A dichiararlo, in un comunicato, è la lista civica L’Alternativa, gruppo di opposizione nel Consiglio comunale di Gavorrano.
“Il nostro primo comunicato stampa sulla vicenda risale al 17 dicembre, ma la mancanza del medico a Buriano era già stata segnalata da settimane prima da numerosi cittadini – continua la nota –. È quindi inesatto sostenere che il problema sia stato sollevato solo recentemente o, peggio ancora, minimizzarne la portata. L’Alternativa svolge fino in fondo il proprio ruolo di opposizione: segnalare le criticità che l’attuale amministrazione, e soprattutto il sindaco, continua a non vedere o a fingere di non vedere. Non lo facciamo per polemica, ma per senso di responsabilità verso il territorio e verso chi vive ogni giorno nelle frazioni”.
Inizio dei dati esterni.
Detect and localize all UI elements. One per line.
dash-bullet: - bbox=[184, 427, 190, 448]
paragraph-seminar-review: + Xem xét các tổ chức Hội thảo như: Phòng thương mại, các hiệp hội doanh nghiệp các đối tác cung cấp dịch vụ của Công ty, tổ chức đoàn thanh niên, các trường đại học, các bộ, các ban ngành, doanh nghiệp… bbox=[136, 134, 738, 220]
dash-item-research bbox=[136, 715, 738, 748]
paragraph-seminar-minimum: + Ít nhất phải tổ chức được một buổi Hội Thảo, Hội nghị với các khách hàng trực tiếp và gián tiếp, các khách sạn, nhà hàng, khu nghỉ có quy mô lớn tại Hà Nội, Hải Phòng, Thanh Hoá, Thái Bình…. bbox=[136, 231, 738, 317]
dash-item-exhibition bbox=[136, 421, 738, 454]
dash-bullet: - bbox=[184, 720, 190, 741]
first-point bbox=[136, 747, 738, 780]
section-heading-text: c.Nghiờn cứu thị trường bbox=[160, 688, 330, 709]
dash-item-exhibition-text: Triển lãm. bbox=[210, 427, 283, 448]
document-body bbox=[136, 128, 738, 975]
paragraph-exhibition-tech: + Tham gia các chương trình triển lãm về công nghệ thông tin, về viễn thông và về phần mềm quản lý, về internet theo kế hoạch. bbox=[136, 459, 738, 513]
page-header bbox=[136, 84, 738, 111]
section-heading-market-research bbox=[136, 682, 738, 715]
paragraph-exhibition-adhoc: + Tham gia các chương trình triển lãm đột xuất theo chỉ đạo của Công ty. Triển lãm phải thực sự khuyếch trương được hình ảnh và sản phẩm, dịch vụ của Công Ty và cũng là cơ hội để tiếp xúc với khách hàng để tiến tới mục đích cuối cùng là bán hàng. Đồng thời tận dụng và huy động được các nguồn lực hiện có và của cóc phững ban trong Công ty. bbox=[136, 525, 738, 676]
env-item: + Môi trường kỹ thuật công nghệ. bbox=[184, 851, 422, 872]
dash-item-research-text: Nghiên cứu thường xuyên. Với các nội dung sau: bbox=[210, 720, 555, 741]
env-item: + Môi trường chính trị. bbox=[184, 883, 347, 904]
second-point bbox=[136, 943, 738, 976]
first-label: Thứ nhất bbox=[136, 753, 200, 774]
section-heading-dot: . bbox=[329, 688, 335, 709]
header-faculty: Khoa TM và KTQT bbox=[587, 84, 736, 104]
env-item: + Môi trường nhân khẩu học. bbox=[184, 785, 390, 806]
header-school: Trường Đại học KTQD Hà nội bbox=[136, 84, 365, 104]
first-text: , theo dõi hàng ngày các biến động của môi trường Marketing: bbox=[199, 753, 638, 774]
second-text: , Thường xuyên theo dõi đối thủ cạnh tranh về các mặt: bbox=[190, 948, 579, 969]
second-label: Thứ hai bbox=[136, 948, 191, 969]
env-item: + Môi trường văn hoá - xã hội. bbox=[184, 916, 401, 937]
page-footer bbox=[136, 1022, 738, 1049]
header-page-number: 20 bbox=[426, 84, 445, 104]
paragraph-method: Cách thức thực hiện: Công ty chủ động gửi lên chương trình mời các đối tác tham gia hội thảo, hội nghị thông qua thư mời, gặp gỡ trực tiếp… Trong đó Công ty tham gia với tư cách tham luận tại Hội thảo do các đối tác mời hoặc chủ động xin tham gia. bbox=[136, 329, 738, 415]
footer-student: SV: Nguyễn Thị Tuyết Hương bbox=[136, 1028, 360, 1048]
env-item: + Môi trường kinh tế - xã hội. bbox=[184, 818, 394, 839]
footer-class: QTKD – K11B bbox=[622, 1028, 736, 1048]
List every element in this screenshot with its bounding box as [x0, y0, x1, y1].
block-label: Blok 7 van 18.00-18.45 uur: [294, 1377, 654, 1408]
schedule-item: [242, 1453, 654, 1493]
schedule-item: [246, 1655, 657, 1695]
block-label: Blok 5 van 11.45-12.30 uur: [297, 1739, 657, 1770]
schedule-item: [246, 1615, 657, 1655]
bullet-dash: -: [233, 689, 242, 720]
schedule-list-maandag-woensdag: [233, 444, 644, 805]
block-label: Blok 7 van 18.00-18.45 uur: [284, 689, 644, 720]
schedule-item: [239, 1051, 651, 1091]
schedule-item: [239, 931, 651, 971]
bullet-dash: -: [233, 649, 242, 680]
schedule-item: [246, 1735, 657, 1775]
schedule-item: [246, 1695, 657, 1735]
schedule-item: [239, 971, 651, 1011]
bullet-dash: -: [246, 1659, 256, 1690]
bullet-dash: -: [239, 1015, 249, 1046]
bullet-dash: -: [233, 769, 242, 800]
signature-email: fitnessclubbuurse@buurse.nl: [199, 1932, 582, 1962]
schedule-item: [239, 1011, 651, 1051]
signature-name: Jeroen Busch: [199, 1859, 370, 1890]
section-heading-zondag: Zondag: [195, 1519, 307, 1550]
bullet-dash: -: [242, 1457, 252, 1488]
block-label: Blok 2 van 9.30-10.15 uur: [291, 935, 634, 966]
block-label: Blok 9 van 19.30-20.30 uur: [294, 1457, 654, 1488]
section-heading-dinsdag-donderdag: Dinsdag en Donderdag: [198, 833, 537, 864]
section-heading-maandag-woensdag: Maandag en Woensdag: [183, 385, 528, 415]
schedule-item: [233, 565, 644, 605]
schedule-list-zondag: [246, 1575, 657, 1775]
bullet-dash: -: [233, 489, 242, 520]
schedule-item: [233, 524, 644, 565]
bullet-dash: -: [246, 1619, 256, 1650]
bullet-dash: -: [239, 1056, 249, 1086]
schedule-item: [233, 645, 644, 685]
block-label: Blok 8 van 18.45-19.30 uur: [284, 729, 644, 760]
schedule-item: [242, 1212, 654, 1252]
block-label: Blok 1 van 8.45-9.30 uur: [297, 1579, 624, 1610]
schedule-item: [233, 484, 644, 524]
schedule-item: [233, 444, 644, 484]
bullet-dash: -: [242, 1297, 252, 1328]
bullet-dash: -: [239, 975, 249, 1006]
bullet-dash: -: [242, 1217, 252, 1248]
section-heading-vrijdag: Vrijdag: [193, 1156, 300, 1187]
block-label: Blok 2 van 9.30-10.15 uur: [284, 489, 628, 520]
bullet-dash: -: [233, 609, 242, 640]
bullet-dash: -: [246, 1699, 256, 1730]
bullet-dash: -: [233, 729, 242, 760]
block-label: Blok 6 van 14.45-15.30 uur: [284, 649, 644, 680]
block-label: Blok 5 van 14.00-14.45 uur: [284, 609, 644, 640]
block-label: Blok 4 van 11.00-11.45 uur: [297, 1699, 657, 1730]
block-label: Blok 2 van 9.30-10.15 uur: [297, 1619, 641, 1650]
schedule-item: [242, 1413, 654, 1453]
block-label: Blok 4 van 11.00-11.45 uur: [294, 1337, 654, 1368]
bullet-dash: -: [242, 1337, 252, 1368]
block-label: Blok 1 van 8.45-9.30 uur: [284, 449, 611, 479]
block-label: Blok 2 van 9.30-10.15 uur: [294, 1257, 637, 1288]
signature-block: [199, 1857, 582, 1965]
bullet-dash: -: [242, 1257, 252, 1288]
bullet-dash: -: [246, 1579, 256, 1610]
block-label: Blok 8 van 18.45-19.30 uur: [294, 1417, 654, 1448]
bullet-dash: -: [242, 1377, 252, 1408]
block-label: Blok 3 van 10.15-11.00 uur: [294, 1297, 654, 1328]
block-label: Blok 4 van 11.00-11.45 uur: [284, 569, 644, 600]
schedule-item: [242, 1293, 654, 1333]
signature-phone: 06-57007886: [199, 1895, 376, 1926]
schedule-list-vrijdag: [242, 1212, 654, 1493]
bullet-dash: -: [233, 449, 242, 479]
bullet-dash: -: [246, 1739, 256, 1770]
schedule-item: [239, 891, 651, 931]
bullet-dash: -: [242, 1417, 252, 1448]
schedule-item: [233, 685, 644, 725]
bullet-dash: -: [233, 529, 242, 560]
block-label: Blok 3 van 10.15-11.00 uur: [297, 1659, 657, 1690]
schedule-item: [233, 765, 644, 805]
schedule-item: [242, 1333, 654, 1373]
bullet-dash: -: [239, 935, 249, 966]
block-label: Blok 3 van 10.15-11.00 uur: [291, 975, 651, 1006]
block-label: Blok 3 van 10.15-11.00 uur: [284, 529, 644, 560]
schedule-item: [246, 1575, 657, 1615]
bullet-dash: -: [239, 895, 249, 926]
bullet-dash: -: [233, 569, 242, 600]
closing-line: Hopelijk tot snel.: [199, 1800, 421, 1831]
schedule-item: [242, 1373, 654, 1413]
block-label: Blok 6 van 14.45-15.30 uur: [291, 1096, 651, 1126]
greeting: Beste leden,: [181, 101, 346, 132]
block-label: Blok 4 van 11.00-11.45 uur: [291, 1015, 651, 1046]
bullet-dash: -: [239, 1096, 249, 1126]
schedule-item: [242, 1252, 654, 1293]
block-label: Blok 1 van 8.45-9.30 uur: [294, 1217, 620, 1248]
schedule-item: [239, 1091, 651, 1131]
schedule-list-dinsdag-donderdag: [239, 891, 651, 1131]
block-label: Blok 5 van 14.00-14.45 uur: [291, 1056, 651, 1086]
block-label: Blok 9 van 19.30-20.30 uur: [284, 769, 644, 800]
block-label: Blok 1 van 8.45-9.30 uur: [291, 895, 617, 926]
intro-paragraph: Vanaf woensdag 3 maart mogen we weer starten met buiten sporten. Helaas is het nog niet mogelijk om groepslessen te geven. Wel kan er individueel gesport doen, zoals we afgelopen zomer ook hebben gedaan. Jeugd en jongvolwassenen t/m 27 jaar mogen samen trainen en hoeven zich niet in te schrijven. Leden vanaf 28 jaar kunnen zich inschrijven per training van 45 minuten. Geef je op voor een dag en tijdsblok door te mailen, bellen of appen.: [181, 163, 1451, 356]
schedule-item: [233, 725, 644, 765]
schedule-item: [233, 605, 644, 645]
“Sulla reale assunzione di responsabilità da parte di questa amministrazione nutriamo seri dubbi – prosegue il comunicato –. Troppo spesso abbiamo la sensazione che i problemi vengano affrontati solo dopo le nostre segnalazioni pubbliche, quasi nella speranza che possano passare sottobanco, che nessuno se ne accorga o che nessuno protesti. La verità è semplice: ad oggi, a Buriano, un medico non si è ancora visto. E i cittadini, soprattutto quelli delle frazioni, sono giustamente rammaricati da questo comportamento. Perché qui non si parla di eventi o passerelle, ma di un servizio essenziale, legato alla salute delle persone, in particolare degli anziani e di chi ha difficoltà a spostarsi”.
“Dopo tre anni e mezzo di mandato, i risultati su questo fronte sono sotto gli occhi di tutti. O meglio, non si vedono. Quello che invece si vede ogni giorno sono le fotografie sui social con la fascia tricolore. Ma amministrare significa garantire servizi, non curare l’immagine. Noi continueremo a vigilare e a dare voce alle frazioni, perché la salute non può essere oggetto di annunci, ma di fatti concreti – termina la nota -. Speriamo che questa vicenda non abbia il titolo di un noto romanzo di Gabriel Garcia Marquez: ‘Cronaca di una morte annunciata’”.